EEG PANDA - Automated EEG data analysis.

About this project

We (rmarren1, nkumarcc) are undergraduate computer science students at Johns Hopkins University. The goal of this project is to create a web-service which will allow any scientist or researcher to find, process, and analyze large EEG datasets without the need to install any software, develop learning algorithms, or purchase expensive high performance computing hardware.

A summary schematic of what this service offers can be found here.

Our service is not currently live, drop an issue if want to play around with a demo

A slideshow presentation of this work can be found here

Our pipeline is pip installable! run pip install ndd-panda to get the latest version. This will include all of the code in the panda folder, and some scripts to run the entire pipeline based on our default pipeline configuration.

Please drop an issue for any questions you may have with the pipeline, or if you would like help using it for your own data.

Summary of folders

Inside of each folder will be a readme with more details on the code or service in that folder. Following is a short description of each.

dist -- zip files of our panda codebase (just the barebones signal processing algorithms and pipeline, no docker or AWS deployment)
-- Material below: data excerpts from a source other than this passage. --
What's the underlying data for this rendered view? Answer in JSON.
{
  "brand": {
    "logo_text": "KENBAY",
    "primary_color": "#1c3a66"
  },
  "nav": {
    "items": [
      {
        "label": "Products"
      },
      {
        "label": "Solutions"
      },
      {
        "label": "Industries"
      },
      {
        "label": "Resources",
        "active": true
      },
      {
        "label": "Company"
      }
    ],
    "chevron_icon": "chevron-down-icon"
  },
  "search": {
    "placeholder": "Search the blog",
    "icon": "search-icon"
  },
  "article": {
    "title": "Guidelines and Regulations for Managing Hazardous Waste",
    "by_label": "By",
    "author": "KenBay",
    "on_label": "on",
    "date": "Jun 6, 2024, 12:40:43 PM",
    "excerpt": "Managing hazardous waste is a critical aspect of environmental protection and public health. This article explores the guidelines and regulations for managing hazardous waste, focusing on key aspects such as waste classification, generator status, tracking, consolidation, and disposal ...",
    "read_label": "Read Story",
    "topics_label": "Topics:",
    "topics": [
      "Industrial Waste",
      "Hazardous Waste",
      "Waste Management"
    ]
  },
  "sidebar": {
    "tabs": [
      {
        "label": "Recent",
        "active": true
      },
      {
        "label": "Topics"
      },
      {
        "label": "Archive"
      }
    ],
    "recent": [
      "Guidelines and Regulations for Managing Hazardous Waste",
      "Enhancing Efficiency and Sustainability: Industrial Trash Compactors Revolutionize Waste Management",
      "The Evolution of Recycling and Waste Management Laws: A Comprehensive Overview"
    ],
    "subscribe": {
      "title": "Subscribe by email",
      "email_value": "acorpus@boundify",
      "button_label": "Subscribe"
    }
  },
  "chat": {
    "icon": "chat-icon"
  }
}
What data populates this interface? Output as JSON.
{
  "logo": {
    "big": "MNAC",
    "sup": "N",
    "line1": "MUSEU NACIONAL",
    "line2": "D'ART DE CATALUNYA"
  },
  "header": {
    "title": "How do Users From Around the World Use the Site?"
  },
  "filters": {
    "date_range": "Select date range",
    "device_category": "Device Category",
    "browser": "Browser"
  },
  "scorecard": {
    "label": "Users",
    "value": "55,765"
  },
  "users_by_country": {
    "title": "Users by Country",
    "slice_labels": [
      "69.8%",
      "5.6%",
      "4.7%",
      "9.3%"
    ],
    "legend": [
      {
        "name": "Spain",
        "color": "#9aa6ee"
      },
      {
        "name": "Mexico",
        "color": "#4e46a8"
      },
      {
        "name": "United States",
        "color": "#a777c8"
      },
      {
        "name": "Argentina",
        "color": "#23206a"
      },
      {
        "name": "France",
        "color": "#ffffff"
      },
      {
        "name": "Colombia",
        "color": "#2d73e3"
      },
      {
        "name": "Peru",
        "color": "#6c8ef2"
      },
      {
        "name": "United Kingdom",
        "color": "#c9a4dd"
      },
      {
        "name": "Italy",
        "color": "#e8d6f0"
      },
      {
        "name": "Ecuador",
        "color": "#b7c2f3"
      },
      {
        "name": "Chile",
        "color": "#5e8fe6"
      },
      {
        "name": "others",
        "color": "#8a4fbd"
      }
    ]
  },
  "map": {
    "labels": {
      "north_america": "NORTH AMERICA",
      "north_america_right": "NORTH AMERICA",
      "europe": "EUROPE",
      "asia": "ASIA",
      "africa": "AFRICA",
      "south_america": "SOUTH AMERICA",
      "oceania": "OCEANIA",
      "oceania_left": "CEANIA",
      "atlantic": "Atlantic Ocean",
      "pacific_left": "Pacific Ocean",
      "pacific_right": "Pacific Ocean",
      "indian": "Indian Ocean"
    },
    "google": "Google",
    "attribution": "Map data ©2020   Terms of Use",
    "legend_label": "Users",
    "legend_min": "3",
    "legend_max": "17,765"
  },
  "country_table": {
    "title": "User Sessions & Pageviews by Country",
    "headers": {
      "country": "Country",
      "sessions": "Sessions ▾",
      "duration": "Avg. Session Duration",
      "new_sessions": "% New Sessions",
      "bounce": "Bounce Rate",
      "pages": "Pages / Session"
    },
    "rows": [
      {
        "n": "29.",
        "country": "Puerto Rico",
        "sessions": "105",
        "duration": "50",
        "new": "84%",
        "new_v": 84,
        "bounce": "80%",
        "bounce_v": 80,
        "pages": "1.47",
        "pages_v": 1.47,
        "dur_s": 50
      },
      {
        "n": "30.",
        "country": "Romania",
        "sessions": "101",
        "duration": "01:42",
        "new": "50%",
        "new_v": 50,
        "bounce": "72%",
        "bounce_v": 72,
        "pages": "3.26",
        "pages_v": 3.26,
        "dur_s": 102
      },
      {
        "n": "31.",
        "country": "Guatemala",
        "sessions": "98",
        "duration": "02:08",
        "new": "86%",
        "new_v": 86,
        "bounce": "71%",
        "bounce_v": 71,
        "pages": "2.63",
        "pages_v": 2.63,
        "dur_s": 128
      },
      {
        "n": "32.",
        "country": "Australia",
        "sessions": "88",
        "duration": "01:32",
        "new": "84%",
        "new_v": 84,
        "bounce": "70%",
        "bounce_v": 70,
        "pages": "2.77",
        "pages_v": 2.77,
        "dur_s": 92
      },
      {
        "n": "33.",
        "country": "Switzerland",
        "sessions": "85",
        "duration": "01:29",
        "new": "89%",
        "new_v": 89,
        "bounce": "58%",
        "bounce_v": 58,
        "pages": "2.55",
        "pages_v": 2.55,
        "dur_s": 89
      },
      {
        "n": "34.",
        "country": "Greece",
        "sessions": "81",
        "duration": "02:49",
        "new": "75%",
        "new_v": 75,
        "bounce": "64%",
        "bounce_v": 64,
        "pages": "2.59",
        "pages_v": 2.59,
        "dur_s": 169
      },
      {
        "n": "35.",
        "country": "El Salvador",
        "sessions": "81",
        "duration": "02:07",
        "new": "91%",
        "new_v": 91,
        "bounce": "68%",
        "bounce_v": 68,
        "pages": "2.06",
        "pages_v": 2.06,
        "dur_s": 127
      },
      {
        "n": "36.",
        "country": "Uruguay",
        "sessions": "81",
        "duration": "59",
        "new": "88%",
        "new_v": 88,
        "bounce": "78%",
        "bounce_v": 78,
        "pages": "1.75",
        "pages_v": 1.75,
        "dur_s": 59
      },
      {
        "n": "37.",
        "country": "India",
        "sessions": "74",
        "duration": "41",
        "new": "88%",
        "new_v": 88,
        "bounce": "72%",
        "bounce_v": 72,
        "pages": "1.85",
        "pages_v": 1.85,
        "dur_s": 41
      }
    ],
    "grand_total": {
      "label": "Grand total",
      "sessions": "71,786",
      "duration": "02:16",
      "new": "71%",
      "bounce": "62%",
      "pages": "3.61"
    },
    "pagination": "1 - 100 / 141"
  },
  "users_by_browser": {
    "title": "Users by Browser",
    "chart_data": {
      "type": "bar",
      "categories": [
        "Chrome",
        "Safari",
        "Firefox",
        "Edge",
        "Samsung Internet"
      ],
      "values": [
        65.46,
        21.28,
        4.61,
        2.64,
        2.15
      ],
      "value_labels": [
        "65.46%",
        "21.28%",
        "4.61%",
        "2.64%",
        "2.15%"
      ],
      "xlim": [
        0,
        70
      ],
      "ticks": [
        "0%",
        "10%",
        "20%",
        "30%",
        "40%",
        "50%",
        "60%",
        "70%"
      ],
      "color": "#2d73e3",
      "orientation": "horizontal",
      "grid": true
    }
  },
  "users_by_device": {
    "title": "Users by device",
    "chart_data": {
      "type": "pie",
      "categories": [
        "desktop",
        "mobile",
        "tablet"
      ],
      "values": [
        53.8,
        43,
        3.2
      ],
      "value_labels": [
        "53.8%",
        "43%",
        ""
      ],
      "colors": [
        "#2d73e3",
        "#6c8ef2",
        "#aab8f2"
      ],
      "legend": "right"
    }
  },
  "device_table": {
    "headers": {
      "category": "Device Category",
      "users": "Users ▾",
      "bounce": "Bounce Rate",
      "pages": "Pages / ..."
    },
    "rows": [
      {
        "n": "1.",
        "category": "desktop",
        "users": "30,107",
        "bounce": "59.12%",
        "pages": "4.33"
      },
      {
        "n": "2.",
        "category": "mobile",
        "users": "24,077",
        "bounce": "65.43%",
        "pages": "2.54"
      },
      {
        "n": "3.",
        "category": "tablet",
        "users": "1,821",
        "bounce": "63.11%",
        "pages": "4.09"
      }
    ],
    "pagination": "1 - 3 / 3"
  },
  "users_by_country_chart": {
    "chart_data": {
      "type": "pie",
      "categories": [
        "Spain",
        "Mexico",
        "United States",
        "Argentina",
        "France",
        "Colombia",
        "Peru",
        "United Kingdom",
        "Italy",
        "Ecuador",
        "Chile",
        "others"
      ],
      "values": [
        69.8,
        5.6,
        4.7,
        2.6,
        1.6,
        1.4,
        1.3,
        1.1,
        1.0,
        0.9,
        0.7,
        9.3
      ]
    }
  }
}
docker -- a Dockerfile to build a docker image which runs our pipeline taking data in from and pushing data out to S3

docs -- documentation generated from docstrings in the panda code (these docs are not up to date, you can ignore then)

method_mds -- detailed scientific notebooks explaining each pipeline step, complete with numerical simulations on contrived data and before-and-after results on EEG data

notes -- various markdowns and jupyter notebooks used as scratch work when brainstorming for and creating this pipeline

panda -- contains all of the signal processing algorithms used in the pipeline, our default pipeline configuration, and a script to run our pipeline with the default configuration (can be modified to run with any configuration if desired, and adding your own algorithms as steps is possible, drop an issue if you have trouble doing this).

service -- a web service which serves our pipeline. users will fill out a web form to launch a AWS batch job which will run this pipeline on each datapoint in a dataset in parallel.

web -- methods to deploy in parallel on batch

Current functionality:

In our schematic, an overview of the pipeline is shown. Each box in this overview is a link, which will direct you to a detailed scientific notebook detailing the step.